Im Frieden mit sich, im Streit mit der deutschen Kirche

München · In Altötting werden sie sich über das Lebensfazit von Papst Benedikt XVI . freuen. Was sein spiritueller Lieblingsort sei, fragte ihn der Publizist Peter Seewald. "Ist natürlich, würde ich sagen, Altötting", antwortete der 89-Jährige. Der bayerische Marien-Wallfahrtsort ist also ausgenommen von der scharfen Kritik, die Benedikt an der katholischen Kirche in Deutschland übt. An Klarheit fehlt es diesem unter dem Titel "Letzte Gespräche" erscheinenden Fazit des ersten Pontifikats eines Deutschen nach fast 500 Jahren nicht. Der zurückgezogen im Vatikan lebende Benedikt widerspricht so etwa selbstbewusst dem gerade in seinem Heimatland verbreiten Gedanken eines unglücklichen Pontifikats. "Als Gescheiterten kann ich mich nicht sehen", sagt Benedikt. Er räumt zwar ein, dass es "viel Schweres" in dem von 2005 bis 2013 dauernden Pontifikat gegeben habe. Dazu zählt er den Pädophilieskandal, das als "Vatileaks" bekannt gewordene Auftauchen geheimer Dokumente und den Skandal um den Holocaustleugner Richard Williamson . Aber für all diese Skandale hat er Erklärungen, die sein eigenes Handeln deutlich positiver darstellen, als es öffentliche Meinung ist.
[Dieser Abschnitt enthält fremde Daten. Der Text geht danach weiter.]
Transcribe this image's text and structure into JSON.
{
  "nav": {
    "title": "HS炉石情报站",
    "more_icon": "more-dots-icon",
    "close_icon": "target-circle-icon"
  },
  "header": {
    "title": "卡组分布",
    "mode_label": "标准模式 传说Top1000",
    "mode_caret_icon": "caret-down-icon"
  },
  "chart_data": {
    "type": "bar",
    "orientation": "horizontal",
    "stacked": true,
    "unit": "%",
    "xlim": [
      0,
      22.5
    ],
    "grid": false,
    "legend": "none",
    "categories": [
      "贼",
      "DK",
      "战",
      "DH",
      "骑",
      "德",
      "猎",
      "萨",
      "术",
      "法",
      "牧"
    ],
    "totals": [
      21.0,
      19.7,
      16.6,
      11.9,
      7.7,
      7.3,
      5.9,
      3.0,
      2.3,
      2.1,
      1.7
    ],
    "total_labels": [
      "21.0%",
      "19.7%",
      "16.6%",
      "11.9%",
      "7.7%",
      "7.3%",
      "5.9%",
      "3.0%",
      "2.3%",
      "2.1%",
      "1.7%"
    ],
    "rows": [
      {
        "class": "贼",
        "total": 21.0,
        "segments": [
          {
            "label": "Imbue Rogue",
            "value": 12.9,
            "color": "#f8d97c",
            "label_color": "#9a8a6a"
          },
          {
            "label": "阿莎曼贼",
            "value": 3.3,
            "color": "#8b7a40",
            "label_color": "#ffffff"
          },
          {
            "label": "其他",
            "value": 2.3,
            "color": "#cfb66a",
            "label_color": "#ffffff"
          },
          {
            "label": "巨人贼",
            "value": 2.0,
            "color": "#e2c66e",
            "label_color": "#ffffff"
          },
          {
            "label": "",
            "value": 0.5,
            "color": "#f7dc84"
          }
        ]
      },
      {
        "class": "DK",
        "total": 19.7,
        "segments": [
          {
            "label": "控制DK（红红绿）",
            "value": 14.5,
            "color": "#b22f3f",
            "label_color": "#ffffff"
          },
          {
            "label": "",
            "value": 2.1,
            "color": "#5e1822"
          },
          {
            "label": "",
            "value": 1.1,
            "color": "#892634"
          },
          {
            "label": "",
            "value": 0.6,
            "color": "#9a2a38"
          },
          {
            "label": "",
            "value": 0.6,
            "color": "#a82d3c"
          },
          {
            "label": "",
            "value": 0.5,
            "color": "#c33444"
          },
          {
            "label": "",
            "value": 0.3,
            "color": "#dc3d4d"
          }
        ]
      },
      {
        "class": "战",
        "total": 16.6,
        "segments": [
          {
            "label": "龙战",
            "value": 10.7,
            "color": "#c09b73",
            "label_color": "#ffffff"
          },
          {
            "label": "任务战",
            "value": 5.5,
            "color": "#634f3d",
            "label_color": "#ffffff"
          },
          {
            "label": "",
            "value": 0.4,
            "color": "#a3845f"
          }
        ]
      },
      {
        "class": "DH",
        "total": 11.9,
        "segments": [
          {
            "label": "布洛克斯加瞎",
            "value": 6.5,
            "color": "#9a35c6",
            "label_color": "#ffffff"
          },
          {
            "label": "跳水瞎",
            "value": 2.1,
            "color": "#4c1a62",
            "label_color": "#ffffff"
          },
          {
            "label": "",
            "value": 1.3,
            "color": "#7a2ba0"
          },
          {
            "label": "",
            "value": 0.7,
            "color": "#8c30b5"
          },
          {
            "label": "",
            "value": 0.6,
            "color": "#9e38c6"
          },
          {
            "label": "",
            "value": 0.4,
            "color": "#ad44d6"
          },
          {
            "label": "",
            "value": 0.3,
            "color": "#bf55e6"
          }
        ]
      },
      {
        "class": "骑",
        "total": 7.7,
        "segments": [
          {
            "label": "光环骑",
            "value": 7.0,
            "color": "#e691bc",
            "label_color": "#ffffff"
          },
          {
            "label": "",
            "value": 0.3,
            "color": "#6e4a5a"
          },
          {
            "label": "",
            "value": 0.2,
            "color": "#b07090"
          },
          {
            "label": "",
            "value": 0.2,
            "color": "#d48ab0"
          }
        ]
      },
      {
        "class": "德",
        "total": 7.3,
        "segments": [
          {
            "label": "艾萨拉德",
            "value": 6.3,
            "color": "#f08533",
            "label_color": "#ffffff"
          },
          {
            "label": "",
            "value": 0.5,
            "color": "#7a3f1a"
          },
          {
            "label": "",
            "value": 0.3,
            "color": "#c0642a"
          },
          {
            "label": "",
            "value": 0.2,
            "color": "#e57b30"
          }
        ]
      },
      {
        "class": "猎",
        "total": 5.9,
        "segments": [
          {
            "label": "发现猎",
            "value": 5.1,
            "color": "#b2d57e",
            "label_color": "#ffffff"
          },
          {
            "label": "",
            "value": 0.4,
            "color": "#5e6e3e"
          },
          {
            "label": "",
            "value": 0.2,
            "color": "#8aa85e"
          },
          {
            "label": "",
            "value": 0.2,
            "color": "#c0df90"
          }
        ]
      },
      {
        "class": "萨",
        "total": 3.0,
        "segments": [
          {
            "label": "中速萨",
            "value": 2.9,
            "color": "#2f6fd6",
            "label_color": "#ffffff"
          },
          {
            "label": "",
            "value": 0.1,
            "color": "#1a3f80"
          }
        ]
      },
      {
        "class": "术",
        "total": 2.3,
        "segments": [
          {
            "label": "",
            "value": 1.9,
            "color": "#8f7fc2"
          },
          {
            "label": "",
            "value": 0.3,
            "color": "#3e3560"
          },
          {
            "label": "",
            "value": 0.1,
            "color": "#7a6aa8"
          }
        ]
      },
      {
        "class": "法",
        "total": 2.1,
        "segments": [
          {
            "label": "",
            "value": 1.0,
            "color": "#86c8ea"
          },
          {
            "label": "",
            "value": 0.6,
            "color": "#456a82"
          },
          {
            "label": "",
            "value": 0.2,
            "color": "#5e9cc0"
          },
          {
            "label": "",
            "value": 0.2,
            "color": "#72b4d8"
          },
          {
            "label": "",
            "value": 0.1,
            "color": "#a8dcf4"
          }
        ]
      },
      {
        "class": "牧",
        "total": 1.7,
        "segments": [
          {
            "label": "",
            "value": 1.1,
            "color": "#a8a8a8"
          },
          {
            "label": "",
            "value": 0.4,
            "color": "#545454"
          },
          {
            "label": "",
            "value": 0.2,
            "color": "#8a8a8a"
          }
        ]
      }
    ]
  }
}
So sei er es gewesen, der das bis dahin lasche kirchliche Strafrecht novelliert habe, um für Kindesmissbrauch verantwortliche Priester aus der Kirche entlassen zu können. Er sei auch gegen eine homosexuelle Seilschaft im Vatikan erfolgreich vorgegangen. Die Exkommunikation des britischen Bischofs Williamson von der erzkonservativen Piusbruderschaft habe er nur aufgehoben, weil er nichts von dessen Holocaust-Leugnung gewusst habe - ein Fehler der Kurie.

Während Benedikt mit den Schwächen seines Pontifikats - er räumt selbst mangelnde politische Fähigkeiten und Schwächen in der Menschenkenntnis ein - also seinen Frieden machte, bereitet ihm die katholische Kirche in Deutschland äußerst negative Gedanken. Fast schon vernichtend klingt sein Gesamturteil über den Katholizismus in Deutschland. Es gebe dort "gewiss lebendigen Glauben und von Herzen kommenden Einsatz für Gott und für die Menschen", zählt er ein wenig Positives auf. Er beklagt die "Macht der Bürokratien", "die Politisierung", besonders aber das Verhältnis der deutschen Kirche zum Geld. Unter den Ortskirchen der Welt müsse die deutsche sich als erste fragen, ob sie nicht mehr für die Armen tun könne. Die deutsche Praxis, jemanden zu exkommunizieren, der aus der Kirche austritt und keine Kirchensteuer zahlt, "ist meiner Meinung nach nicht haltbar". Von einem "hoch bezahlten Katholizismus" spricht Benedikt über angestellte Katholiken. In seiner Freiburger Rede hatte er bei seinem letzten Deutschlandbesuch 2011 schon eine "Entweltlichung" der Kirche verlangt. Heute stellt er fest, dass die auch damit gemeinte Abkehr von Geld und Macht bewusst nicht verstanden wurde. Den als Papst der Armen geltenden Franziskus sieht Benedikt in seiner Kontinuität. "Es gibt vielleicht neue Akzente, natürlich, aber keine Gegensätze." Er finde die Art von Franziskus gut. "Eine neue Frische in der Kirche, eine neue Fröhlichkeit, ein neues Charisma, das die Menschen anspricht, das ist schon etwas Schönes."